At the completion of this unit, you should be able to:

  • LO1. Develop theoretical perspectives on notions of peace, conflict and violence, and what “peace with justice” and “resolution of conflict” mean in various situations.
  • LO2. Understand the nature and source of different types of conflict and violence: at the psychological and interpersonal levels, in groups and societies, and between countries and other global groupings.
  • LO3. Understand how to apply theory to practice in terms of identifying strategies for achieving peace with justice in various situations.

Graduate qualities

The graduate qualities are the qualities and skills that all University of Sydney graduates must demonstrate on successful completion of an award course. As a future Sydney graduate, the set of qualities have been designed to equip you for the contemporary world.

GQ1 Depth of disciplinary expertise

Deep disciplinary expertise is the ability to integrate and rigorously apply knowledge, understanding and skills of a recognised discipline defined by scholarly activity, as well as familiarity with evolving practice of the discipline.

GQ2 Critical thinking and problem solving

Critical thinking and problem solving are the questioning of ideas, evidence and assumptions in order to propose and evaluate hypotheses or alternative arguments before formulating a conclusion or a solution to an identified problem.

GQ3 Oral and written communication

Effective communication, in both oral and written form, is the clear exchange of meaning in a manner that is appropriate to audience and context.

GQ4 Information and digital literacy

Information and digital literacy is the ability to locate, interpret, evaluate, manage, adapt, integrate, create and convey information using appropriate resources, tools and strategies.

GQ5 Inventiveness

Generating novel ideas and solutions.

GQ6 Cultural competence

Cultural Competence is the ability to actively, ethically, respectfully, and successfully engage across and between cultures.
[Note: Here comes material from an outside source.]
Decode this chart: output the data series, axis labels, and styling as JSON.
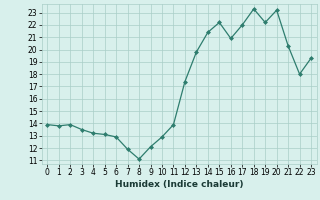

In the Australian context, this includes and celebrates Aboriginal and Torres Strait Islander cultures, knowledge systems, and a mature understanding of contemporary issues.

GQ7 Interdisciplinary effectiveness

Interdisciplinary effectiveness is the integration and synthesis of multiple viewpoints and practices, working effectively across disciplinary boundaries.

GQ8 Integrated professional, ethical, and personal identity

An integrated professional, ethical and personal identity is understanding the interaction between one’s personal and professional selves in an ethical context.

GQ9 Influence

Engaging others in a process, idea or vision.

Outcome map

Learning outcomes Graduate qualities

This section outlines changes made to this unit following staff and student reviews.

Learning activities have been updated with a number of interactive elements.

Additional costs

There are no additional costs for this unit.

Site visit guidelines

There are no site visit guidelines for this unit.

Work, health and safety

There are no specific work health and safety requirements for this unit.